Global data centre player NTT is rapidly expanding its renewable energy capacity to meet the power needs of its growing data centre operations. Its first 50 MW captive solar power plant was set up in Solapur, Maharashtra, in collaboration with the Tata Power Renewable Energy Company. The project caters to the energy needs of its Mumbai data centres. The company is reportedly implementing another 50 MW solar project as well as a hybrid renewable energy project to cater to its energy needs. Reports indicate that the company also sources renewable energy through the open access route to meet its power needs in a few cities.
In August 2021, RackBank Datacenters Limited signed an MoU with ReNew Power as a part of which ReNew will supply renewable power to RackBank’s hyperscale data centre in India based on a power purchase agreement. ReNew will construct, co-own and operate a hybrid power generation facility specifically to supply power to RackBank’s data centre and RackBank will purchase green power from this facility directly from ReNew through the open access mechanism. RackBank expects to reduce its power costs by 30 per cent through this partnership.
Singapore-headquartered ST Telemedia Global Data Centres’ India unit procures 34 per cent of its power from renewable sources, as of 2021. It aims to increase this number to more than 50 per cent of renewable energy procurement over the next few years. The company entered into a partnership with Avaada Energy last year to procure 99 MUs of renewable energy for its Maharashtra facilities.
With a growing portfolio of services and applications on offer, the digital customer base in India is widening rapidly, and so is the technology to cater to it. This is creating a massive demand for data centre capacity, leading to a spike in power demand. In this context, it becomes imperative to step up the use of green measures in order to meet the power requirements of this energy-intensive infrastructure sustainably.
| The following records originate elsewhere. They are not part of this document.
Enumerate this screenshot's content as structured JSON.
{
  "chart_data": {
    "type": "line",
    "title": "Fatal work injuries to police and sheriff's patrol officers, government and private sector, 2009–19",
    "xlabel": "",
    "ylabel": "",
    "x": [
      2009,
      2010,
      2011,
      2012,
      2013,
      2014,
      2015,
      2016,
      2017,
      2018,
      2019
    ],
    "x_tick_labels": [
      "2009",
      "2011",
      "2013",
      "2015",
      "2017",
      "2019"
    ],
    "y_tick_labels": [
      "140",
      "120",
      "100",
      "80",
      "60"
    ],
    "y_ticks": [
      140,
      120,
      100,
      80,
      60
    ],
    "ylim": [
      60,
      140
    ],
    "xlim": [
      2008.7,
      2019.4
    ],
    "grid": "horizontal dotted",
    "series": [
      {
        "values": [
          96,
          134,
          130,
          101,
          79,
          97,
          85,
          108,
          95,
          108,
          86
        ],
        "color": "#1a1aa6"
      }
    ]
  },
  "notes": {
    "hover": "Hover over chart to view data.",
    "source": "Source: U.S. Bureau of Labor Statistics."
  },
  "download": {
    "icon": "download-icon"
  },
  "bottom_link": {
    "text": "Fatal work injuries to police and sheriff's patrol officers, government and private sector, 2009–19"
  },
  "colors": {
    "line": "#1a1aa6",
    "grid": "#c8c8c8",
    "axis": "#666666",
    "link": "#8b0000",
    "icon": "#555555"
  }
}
Data centre companies have started procuring renewable energy for powering their operations to some extent. Newer players are also opting for renewable power for its obvious benefits. For instance, AdaniConneX, the 50:50 joint venture of Adani Enterprises and EdgeConneX formed in February 2021, plans to develop and operate date centres throughout India that will be largely powered by renewable energy. This helps them to, on the one hand, reduce their operating costs and on the other, portray a greener image to customers.
Overall, data centres with their large power requirements and huge scope for renewable energy uptake are poised to become a large stand-alone market for clean energy players in the coming years.